I have recently obtained very promising results using the diffSplice and diffsSpliceDGE from limma/edgeR, respectively. I was surprised to find that neither method has a cited reference despite being included in both the main limma paper and both edgeR and limma user guides. DEXSeq in comparison has a separate reference in addition to DESeq/DESeq2.
This meant that I had to piece together what the method actually does from the help files from diffSplice/topSplice and diffSpliceDGE/topSliceDGE.
As far as I can tell, diffSplice works directly from the model fitted in a normal limma/edgeR analysis, unlike DEXSeq which fits a separate model including the exons, although it still uses the same dispersion estimation from DESeq2.
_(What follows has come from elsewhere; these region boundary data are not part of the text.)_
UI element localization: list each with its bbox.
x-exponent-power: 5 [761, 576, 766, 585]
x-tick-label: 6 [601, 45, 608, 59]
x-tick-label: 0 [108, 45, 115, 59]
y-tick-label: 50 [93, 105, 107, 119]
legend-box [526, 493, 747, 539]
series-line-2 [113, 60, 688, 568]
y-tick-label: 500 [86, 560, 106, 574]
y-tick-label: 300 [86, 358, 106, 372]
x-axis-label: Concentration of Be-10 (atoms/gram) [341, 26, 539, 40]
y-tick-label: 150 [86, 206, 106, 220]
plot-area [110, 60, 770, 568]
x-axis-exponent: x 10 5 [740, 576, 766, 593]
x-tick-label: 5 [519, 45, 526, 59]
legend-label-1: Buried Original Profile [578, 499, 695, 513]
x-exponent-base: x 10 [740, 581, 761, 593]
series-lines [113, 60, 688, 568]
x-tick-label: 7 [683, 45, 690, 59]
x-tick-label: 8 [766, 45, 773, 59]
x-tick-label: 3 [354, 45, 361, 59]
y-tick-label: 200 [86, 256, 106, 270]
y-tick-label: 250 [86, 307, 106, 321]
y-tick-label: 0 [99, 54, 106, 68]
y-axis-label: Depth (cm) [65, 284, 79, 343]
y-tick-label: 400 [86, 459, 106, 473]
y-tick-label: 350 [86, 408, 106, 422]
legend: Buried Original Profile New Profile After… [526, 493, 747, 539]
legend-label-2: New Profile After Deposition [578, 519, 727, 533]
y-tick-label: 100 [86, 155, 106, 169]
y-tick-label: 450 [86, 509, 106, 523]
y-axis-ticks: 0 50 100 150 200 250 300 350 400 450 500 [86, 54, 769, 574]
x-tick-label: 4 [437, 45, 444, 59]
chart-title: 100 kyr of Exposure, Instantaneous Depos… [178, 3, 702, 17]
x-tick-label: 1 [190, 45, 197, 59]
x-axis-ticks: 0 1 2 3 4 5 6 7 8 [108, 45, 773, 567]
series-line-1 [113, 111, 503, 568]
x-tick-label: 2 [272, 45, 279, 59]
As I understand, the F-statistics test tests whether any exon logFC is different from any other, yielding a single gene-level p-value. The exon-level test tests whether each exon has a logFC different from the average across genes. These exon-level p-values are then corrected using the Simes method, before using the lowest p-value of among exons to represent the gene.
I am unfamiliar with the Simes method for correcting p-values. Conceptually, the approach seems similar to DEXSeq's approach with perGeneQvalue, where p-values are defined first at the exon level, and then aggregated at the gene level (Asking whether at least one exon-level p-value is significant in the gene). Intuitively, how is aggregating exon-level p-values using the Simes method different from using DEXSeq perGeneQvalue? Does it possibly relate to the comment that "The exon-level tests are not recommended for formal error rate control." from the help files?
Any insight or pointers to resources are much appreciated.
Thank for your reply. I haven't done any systematic investigation, but it does indeed on the face of it seems that the F-test tends to mainly find differential splicing in genes with many exons, whereas the Simes correction seem to be more stable across different number of exons.
With regards the the exon-level test, I'm actually not using RNA-Seq data, but rather look at expression from different promoters of the same gene. In that case, there is no uncertainty in quantification of counts, since each transcript uniquely uses a single promoter. Would that mean that the error rate is controlled in this case?
No, it has nothing to do with uncertainty of quantification. Regardless of the nature of your data, is it not statistically correct to apply FDR control at a lower level (promotors or exons) when the ultimate aim is to interpret results at a higher level (genes). Simply looking for genes in which any exon has a low p-value will tend to select genes with a large number of exons, just by chance. Simes method has the effect of making the minimum p-value for each gene uniformly distributed, regardless of the number of exons in that gene. See my reply to your other comment.